Ledakan Utang Dalam 2 Pekan
Penamabda.com - Salah satu bukti kegagalan negara nampak jelas ketika beban utang yang kian meningkat, baru-baru ini dalam jangka waktu 2 pekan saja Presiden Indonesia Joko Widodo kembali menambah beban utang luar negeri sebesar Rp 24,5 triliun
Sebagaimana dikutip Kompas.TV Sabtu (21/11/20) rincian utang luar negeri itu berasal dari Australia sebesar Rp 15,45 triliun dan utang bilateral dari Jerman sebesar Rp 9,1 triliun. Pemerintah mengklaim bahwa utang tersebut akan digunakan untuk mendukung berbagai kegiatan penanggulangan saat pandemi Covid-19 ini.
Padahal SDA dan kekayaan negeri begitu melimpah ruah namun pengelolaannya diserahkan kepada pemilik modal yakni para asing dan aseng, sehingga hasil dari SDA tersebut tidak bisa disalurkan kepada rakyat yang membutuhkan yang kemudian dapat mengentas kemiskinan. Alhasil pemerintah mencari sumber dana dengan cara berutang karena pendapatan dari pengelolaan kekayaan negeri tidak bisa dinikmati
Seolah terjajah di negeri sendiri yang katanya merdeka, rakyat di peras, makin tertindas oleh kebijakan-kebijakan pemerintah karena jeratan utang yang semakin menggila belum lagi bunga yang kian bertambah. Pajak ditingkatkan guna menambah pemasukkan kas negara, dan berbagai subsidi perlahan-lahan dicabut guna menekan angka pengeluaran kas negara. Hal tersebut dilakukan demi mengamankan kas negara yang pada dasarnya akan digunakan untuk mencicil beban utang luar negeri
Juga dalam Konferensi Tingkat Tinggi (KTT) G-20 yang digelar secara virtual pada 21-22 November sebagaimana dikutib CNBC Indonesia, Minggu (22/11/2020) yakni munculnya kesepakatan dari sejumlah negara yang paling rentan menghadapi dampak pandemi Covid-19 untuk bisa melakukan perpanjangan cicilan utang hingga pertengahan tahun 2021 yang seharusnya jatuh tempo pada akhir tahun 2020
Bak lingkaran setan begitulah potret kedzoliman dalam Sistem Demokrasi yang jargonnya "Dari rakyat, Oleh rakyat, untuk Rakyat". Namun fakta yang ada hak-hak rakyat diabaikan, mulai dari hak pendidikkan, hak kesehatan, hak keamanan dan hak keadilan.
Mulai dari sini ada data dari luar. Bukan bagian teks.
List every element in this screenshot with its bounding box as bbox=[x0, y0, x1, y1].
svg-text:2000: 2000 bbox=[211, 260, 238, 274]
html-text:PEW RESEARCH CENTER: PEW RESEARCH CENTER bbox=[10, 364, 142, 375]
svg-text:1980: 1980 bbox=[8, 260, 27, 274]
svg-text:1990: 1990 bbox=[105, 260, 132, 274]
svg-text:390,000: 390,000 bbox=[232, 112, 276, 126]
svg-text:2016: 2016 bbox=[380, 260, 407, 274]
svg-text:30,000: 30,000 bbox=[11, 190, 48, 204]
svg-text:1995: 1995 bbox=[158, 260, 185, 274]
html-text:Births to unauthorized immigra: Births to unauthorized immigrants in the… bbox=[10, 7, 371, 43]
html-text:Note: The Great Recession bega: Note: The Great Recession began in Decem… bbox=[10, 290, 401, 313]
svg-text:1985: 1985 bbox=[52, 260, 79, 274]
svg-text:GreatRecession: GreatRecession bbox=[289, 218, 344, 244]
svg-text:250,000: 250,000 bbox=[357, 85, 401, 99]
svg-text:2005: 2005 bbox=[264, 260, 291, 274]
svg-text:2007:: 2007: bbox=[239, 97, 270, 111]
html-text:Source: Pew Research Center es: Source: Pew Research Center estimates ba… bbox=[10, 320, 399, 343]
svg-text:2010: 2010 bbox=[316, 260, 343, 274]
Berbeda dengan Sistem Islam dimana hak-hak tersebut tentulah dijamin oleh negara Islam, sehingga kehidupan yang tercukupi dan memadaipun dapat terwujud, begitupun dengan SDA dan kekayaan negeri yang seharusnya tidak boleh dimiliki dan dikelola atas nama individu
Sebagaimana dijelaskan dalam sabda Nabi Muhammad SAW yang artinya:
"Kaum Muslim berserikat dalam tiga perkara yaitu padang rumput, air dan api" (HR. Abu Dawud dan Ahmad)
Dari situ jelas bahwa seharusnya negara dapat mengelola SDA dengan baik yang hasilnya diperuntukkan rakyat sepenuhnya, dan juga dari 3 perkara itulah yang menjadi salah satu sumber pendanaan negara dalam Islam, dengan begitu negara Islam yakni Khilafah akan jauh dari yang namanya utang luar negeri, utang luar negeri haram diambil karena mengandung riba dan dalam jangka panjang akan dapat mengancam kedaulatan negara. Kalaupun Khilafah terpaksa harus mengambil utang luar negeri, maka yang perlu diperhatikan adalah tidak boleh mengandung riba dan pada saat baitul mal benar-benar kosong
Lihatlah sejarah kegemilangan masa Bani Ummayah, meskipun singkat hanya berjalan 2 setengah tahun saja namun dengan di pimpin oleh seorang kholifah Umar Bin Abdul Aziz
Ia mampu mengola tata negara dengan tepat, sampai-sampai para pembayar zakat (muzakki) kesulitan dalam mendistribusikan zakatnya, sebab semua kebutuhan yang ummat butuhkan sudah berlebih sehingga tak ada satupun ummat yang menerima zakat
Sungguh, jika negeri ini tidak segera membebaskan diri dari jeratan ekonomi Kapitalis Liberal dalam sistem Demokrasi ini, kemudian mengganti dengan ekonomi dalam sistem Islam yang telah terbukti berhasil berjaya. Maka tak dapat di pungkiri Indonesia akan bernasib sama dengan negara Nigeria dan Sri Lanka yang gagal membayar hutang sehingga aset-aset negaranya diambil alih oleh negara yang memberi utang.